John Boulter

Personal information
- Nationality: British (English)
- Born: 18 November 1940 (age 85) Colchester, England
- Height: 185 cm (6 ft 1 in)
- Weight: 68 kg (150 lb)

Sport
- Sport: Middle-distance running
- Event: 800 metres
- Club: Bolton Harriers Oxford University AC Achilles Club

Medal record
Representing Great Britain
Summer Universiade
| Gold medal – first place | 1963 Porto Alegre | 4 × 440m relay |

= John Boulter (athlete) =

British middle-distance runner (born 1940)

John Peter Boulter (born 18 November 1940) is a British middle-distance runner who competed at two Olympic Games.

== Biography ==
Boulter was educated at The Queen's College, Oxford and University of Bristol. He won the gold medal in the men's 4 × 400 metres relay at the 1963 Summer Universiade with Adrian Metcalfe, Menzies Campbell and Dick Steane.

At the 1964 Olympic Games in Tokyo, he represented Great Britain in the men's 800 metres competition.
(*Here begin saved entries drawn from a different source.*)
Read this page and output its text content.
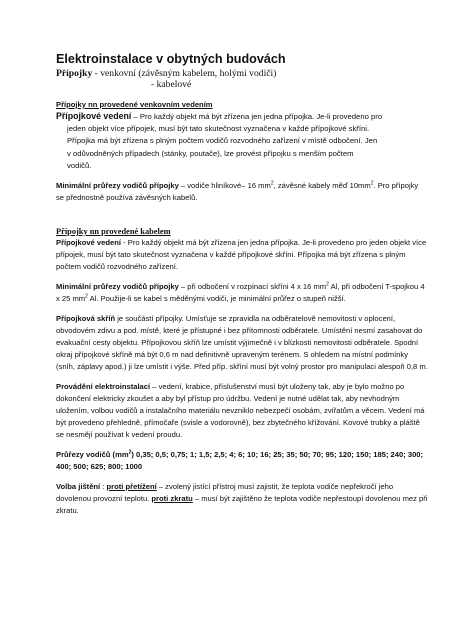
Elektroinstalace v obytných budovách
Přípojky - venkovní (závěsným kabelem, holými vodiči)
- kabelové
Přípojky nn provedené venkovním vedením
Přípojkové vedení – Pro každý objekt má být zřízena jen jedna přípojka. Je-li provedeno pro
jeden objekt více přípojek, musí být tato skutečnost vyznačena v každé přípojkové skříni.
Přípojka má být zřízena s plným počtem vodičů rozvodného zařízení v místě odbočení. Jen
v odůvodněných případech (stánky, poutače), lze provést přípojku s menším počtem
vodičů.
Minimální průřezy vodičů přípojky – vodiče hliníkové– 16 $mm^2$, závěsné kabely měď $10mm^2$. Pro přípojky se přednostně používá závěsných kabelů.
Přípojky nn provedené kabelem
Přípojkové vedení - Pro každý objekt má být zřízena jen jedna přípojka. Je-li provedeno pro jeden objekt více přípojek, musí být tato skutečnost vyznačena v každé přípojkové skříni. Přípojka má být zřízena s plným počtem vodičů rozvodného zařízení.
Minimální průřezy vodičů přípojky – při odbočení v rozpínací skříni 4 x 16 $mm^2$ Al, při odbočení T-spojkou 4 x 25 $mm^2$ Al. Použije-li se kabel s měděnými vodiči, je minimální průřez o stupeň nižší.
Přípojková skříň je součástí přípojky. Umísťuje se zpravidla na odběratelově nemovitosti v oplocení, obvodovém zdivu a pod. místě, které je přístupné i bez přítomnosti odběratele. Umístění nesmí zasahovat do evakuační cesty objektu. Přípojkovou skříň lze umístit výjimečně i v blízkosti nemovitosti odběratele. Spodní okraj přípojkové skříně má být 0,6 m nad definitivně upraveným terénem. S ohledem na místní podmínky (sníh, záplavy apod.) ji lze umístit i výše. Před příp. skříní musí být volný prostor pro manipulaci alespoň 0,8 m.
Provádění elektroinstalací – vedení, krabice, příslušenství musí být uloženy tak, aby je bylo možno po dokončení elektricky zkoušet a aby byl přístup pro údržbu. Vedení je nutné udělat tak, aby nevhodným uložením, volbou vodičů a instalačního materiálu nevzniklo nebezpečí osobám, zvířatům a věcem. Vedení má být provedeno přehledně, přímočaře (svisle a vodorovně), bez zbytečného křížování. Kovové trubky a pláště se nesmějí používat k vedení proudu.
Průřezy vodičů $(mm^2)$ 0,35; 0,5; 0,75; 1; 1,5; 2,5; 4; 6; 10; 16; 25; 35; 50; 70; 95; 120; 150; 185; 240; 300; 400; 500; 625; 800; 1000
Volba jištění : proti přetížení – zvolený jistící přístroj musí zajistit, že teplota vodiče nepřekročí jeho dovolenou provozní teplotu. proti zkratu – musí být zajištěno že teplota vodiče nepřestoupí dovolenou mez při zkratu.
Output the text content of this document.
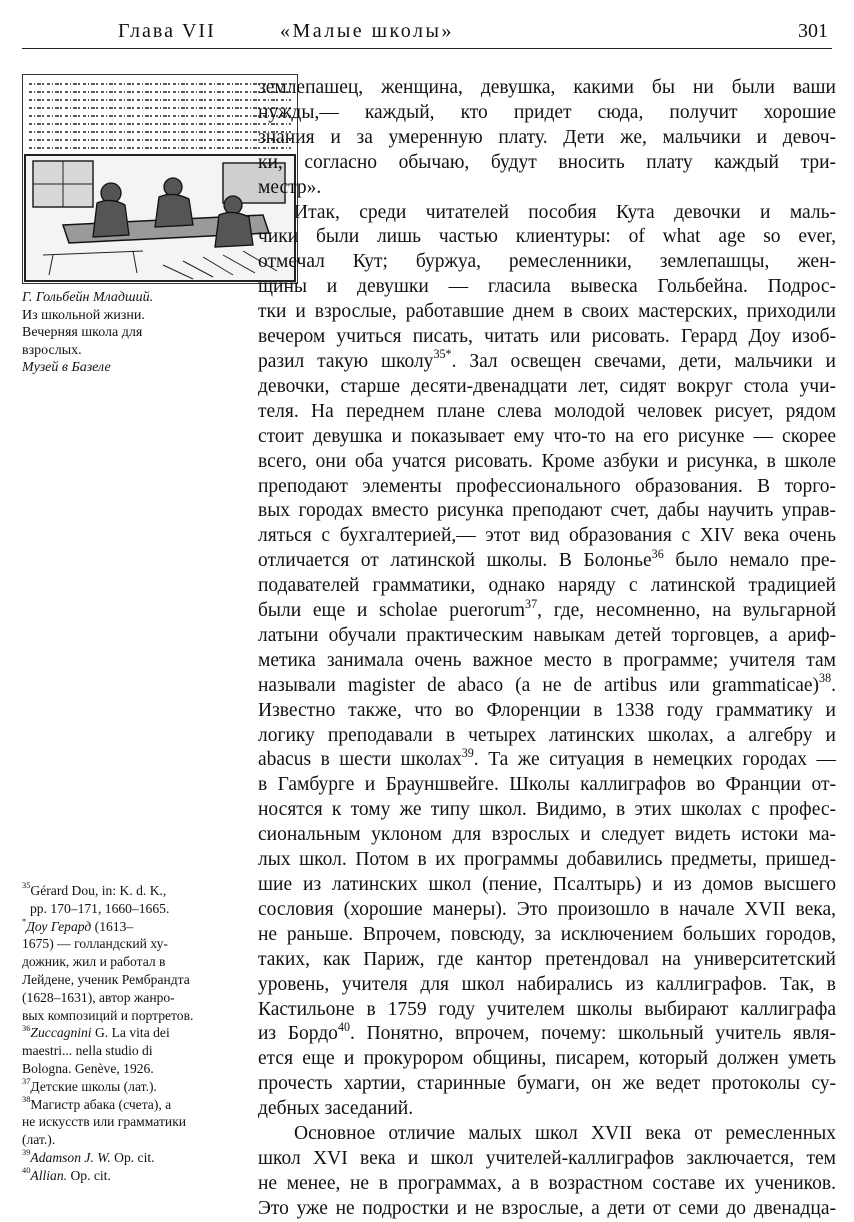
Глава VII	«Малые школы»	301
Г. Гольбейн Младший.
Из школьной жизни.
Вечерняя школа для
взрослых.
Музей в Базеле
землепашец, женщина, девушка, какими бы ни были ваши
нужды,— каждый, кто придет сюда, получит хорошие
знания и за умеренную плату. Дети же, мальчики и девоч-
ки, согласно обычаю, будут вносить плату каждый три-
местр».
Итак, среди читателей пособия Кута девочки и маль-
чики были лишь частью клиентуры: of what age so ever,
отмечал Кут; буржуа, ремесленники, землепашцы, жен-
щины и девушки — гласила вывеска Гольбейна. Подрос-
тки и взрослые, работавшие днем в своих мастерских, приходили
вечером учиться писать, читать или рисовать. Герард Доу изоб-
разил такую школу$^{35*}$. Зал освещен свечами, дети, мальчики и
девочки, старше десяти-двенадцати лет, сидят вокруг стола учи-
теля. На переднем плане слева молодой человек рисует, рядом
стоит девушка и показывает ему что-то на его рисунке — скорее
всего, они оба учатся рисовать. Кроме азбуки и рисунка, в школе
преподают элементы профессионального образования. В торго-
вых городах вместо рисунка преподают счет, дабы научить управ-
ляться с бухгалтерией,— этот вид образования с XIV века очень
отличается от латинской школы. В Болонье$^{36}$ было немало пре-
подавателей грамматики, однако наряду с латинской традицией
были еще и scholae puerorum$^{37}$, где, несомненно, на вульгарной
латыни обучали практическим навыкам детей торговцев, а ариф-
метика занимала очень важное место в программе; учителя там
называли magister de abaco (а не de artibus или grammaticae)$^{38}$.
Известно также, что во Флоренции в 1338 году грамматику и
логику преподавали в четырех латинских школах, а алгебру и
abacus в шести школах$^{39}$. Та же ситуация в немецких городах —
в Гамбурге и Брауншвейге. Школы каллиграфов во Франции от-
носятся к тому же типу школ. Видимо, в этих школах с профес-
сиональным уклоном для взрослых и следует видеть истоки ма-
лых школ. Потом в их программы добавились предметы, пришед-
шие из латинских школ (пение, Псалтырь) и из домов высшего
сословия (хорошие манеры). Это произошло в начале XVII века,
не раньше. Впрочем, повсюду, за исключением больших городов,
таких, как Париж, где кантор претендовал на университетский
уровень, учителя для школ набирались из каллиграфов. Так, в
Кастильоне в 1759 году учителем школы выбирают каллиграфа
из Бордо$^{40}$. Понятно, впрочем, почему: школьный учитель явля-
ется еще и прокурором общины, писарем, который должен уметь
прочесть хартии, старинные бумаги, он же ведет протоколы су-
дебных заседаний.
Основное отличие малых школ XVII века от ремесленных
школ XVI века и школ учителей-каллиграфов заключается, тем
не менее, не в программах, а в возрастном составе их учеников.
Это уже не подростки и не взрослые, а дети от семи до двенадца-
$^{35}$Gérard Dou, in: K. d. K.,
pp. 170–171, 1660–1665.
*Доу Герард (1613–
1675) — голландский ху-
дожник, жил и работал в
Лейдене, ученик Рембрандта
(1628–1631), автор жанро-
вых композиций и портретов.
$^{36}$Zuccagnini G. La vita dei
maestri... nella studio di
Bologna. Genève, 1926.
$^{37}$Детские школы (лат.).
$^{38}$Магистр абака (счета), а
не искусств или грамматики
(лат.).
$^{39}$Adamson J. W. Op. cit.
$^{40}$Allian. Op. cit.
Boulter won his heat but was eliminated at the semi final stage. He missed out on qualification to the final by 0.1 seconds after finishing 4th in his semi final in a time of 1:47.1

Boulter finished second behind Tom Farrell in the 880 yards event at the 1965 AAA Championships and third behind Noel Carroll at the 1966 AAA Championships.

He represented the England team at the 1966 British Empire and Commonwealth Games in Kingston, Jamaica, in the 880 yards and the 1 mile event.

Boulter became the British 880 yards champion after winning the British AAA Championships title at the 1967 AAA Championships.

After his athletics career, Boulter became a language teacher, working in Colchester and Cheltenham.